Identification of Specific Biomarkers and Pathways in the Treatment Response of Infliximab for Inflammatory Bowel Disease: In-Silico Analysis

Rachid Kaddoura; Hardik Ghelani; Fatma Alqutami; Hala Altaher; Mahmood Hachim; Reem Kais Jan

doi:10.3390/life13030680

Identification of Specific Biomarkers and Pathways in the Treatment Response of Infliximab for Inflammatory Bowel Disease: In-Silico Analysis

Life (Basel). 2023 Mar 2;13(3):680. doi: 10.3390/life13030680.

Authors

Rachid Kaddoura¹, Hardik Ghelani¹, Fatma Alqutami¹, Hala Altaher¹, Mahmood Hachim¹, Reem Kais Jan¹

Affiliation

¹ Department of Basic Science, College of Medicine, Mohammed Bin Rashid University of Medicine and Health Sciences, Dubai P.O. Box 505055, United Arab Emirates.

Abstract

Background: Inflammatory bowel disease (IBD) is characterized by chronic inflammation of the gastrointestinal tract. In biological therapy, infliximab became the first anti-tumor necrosis factor (TNF) agent approved for IBD. Despite this success, infliximab is expensive, often ineffective, and associated with adverse events. Prediction of infliximab resistance would improve overall potential outcomes. Therefore, there is a pressing need to widen the scope of investigating the role of genetics in IBD to their association with therapy response.

Methods: In the current study, an in-silico analysis of publicly available IBD patient transcriptomics datasets from Gene Expression Omnibus (GEO) are used to identify subsets of differentially expressed genes (DEGs) involved in the pathogenesis of IBD and may serve as potential biomarkers for Infliximab response. Five datasets were found that met the inclusion criteria. The DEGs for datasets were identified using limma R packages through the GEOR2 tool. The probes' annotated genes in each dataset intersected with DGEs from all other datasets. Enriched gene Ontology Clustering for the identified genes was performed using Metascape to explore the possible connections or interactions between the genes.

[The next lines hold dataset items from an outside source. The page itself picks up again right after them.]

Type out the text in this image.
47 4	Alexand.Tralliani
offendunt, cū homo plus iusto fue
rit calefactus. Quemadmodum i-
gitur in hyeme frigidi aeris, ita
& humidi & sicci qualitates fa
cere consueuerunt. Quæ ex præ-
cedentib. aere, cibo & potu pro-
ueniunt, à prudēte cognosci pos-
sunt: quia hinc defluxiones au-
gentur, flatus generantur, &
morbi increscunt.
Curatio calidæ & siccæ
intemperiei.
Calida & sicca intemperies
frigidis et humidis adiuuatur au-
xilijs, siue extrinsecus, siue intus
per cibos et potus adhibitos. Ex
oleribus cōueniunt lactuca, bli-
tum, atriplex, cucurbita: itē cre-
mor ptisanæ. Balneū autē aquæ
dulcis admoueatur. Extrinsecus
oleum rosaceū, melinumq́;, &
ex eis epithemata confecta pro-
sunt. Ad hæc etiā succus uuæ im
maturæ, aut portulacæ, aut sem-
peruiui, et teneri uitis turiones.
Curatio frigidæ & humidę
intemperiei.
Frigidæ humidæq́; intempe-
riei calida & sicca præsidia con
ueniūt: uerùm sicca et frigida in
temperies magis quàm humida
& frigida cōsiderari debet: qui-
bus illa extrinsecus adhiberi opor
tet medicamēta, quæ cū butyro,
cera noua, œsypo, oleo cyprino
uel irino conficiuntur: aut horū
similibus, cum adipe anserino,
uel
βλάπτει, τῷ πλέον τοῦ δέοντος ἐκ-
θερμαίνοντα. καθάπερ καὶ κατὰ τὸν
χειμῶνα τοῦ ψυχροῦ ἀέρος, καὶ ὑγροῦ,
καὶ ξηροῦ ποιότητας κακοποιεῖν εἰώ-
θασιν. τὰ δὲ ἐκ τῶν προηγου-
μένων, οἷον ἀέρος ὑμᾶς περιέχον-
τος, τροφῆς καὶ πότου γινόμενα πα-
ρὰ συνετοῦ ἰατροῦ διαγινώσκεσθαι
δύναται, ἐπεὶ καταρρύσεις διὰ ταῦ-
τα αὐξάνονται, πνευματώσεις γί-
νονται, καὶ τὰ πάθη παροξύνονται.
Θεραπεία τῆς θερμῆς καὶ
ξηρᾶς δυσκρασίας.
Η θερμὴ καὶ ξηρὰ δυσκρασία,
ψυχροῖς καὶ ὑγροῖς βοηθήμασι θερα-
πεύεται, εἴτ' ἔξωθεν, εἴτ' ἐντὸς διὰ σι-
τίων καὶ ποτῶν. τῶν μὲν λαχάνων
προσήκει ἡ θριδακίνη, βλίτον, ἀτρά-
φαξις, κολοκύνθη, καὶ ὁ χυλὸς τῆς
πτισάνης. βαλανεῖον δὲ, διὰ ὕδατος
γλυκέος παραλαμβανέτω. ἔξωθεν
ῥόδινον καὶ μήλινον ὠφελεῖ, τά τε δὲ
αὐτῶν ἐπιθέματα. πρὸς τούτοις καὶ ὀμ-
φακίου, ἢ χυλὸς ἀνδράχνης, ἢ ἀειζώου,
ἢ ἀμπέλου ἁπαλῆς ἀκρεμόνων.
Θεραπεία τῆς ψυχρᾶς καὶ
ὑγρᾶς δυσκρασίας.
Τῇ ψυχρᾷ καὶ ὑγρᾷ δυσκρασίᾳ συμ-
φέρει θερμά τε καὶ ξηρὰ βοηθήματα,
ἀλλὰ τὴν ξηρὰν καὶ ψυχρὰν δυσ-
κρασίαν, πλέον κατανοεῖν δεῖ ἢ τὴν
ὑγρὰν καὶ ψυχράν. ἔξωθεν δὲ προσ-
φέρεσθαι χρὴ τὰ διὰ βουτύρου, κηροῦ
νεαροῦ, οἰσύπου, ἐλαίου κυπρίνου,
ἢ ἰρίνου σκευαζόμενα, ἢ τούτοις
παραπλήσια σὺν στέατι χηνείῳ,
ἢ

Results: 174 DEGs between IBD and healthy controls were found from analyzing two datasets (GSE14580 and GSE73661), indicating a possible role in the pathogenesis of IBD. Of the 174 DEGs, five genes (SELE, TREM1, AQP9, FPR2, and HCAR3) were shared between all five datasets. Moreover, these five genes were identified as downregulated in the infliximab responder group compared to the non-responder group.

Conclusions: We hypothesize that alteration in the expression of these genes leads to an impaired response to infliximab in IBD patients. Thus, these genes can serve as potential biomarkers for the early detection of compromised infliximab response in IBD patients.

Keywords: differentially expressed gene analysis; in-silico; inflammatory bowel disease; infliximab treatment response; transcriptomics.

Grants and funding

NA/Mohammed Bin Rashid University of Medicine and Health Sciences.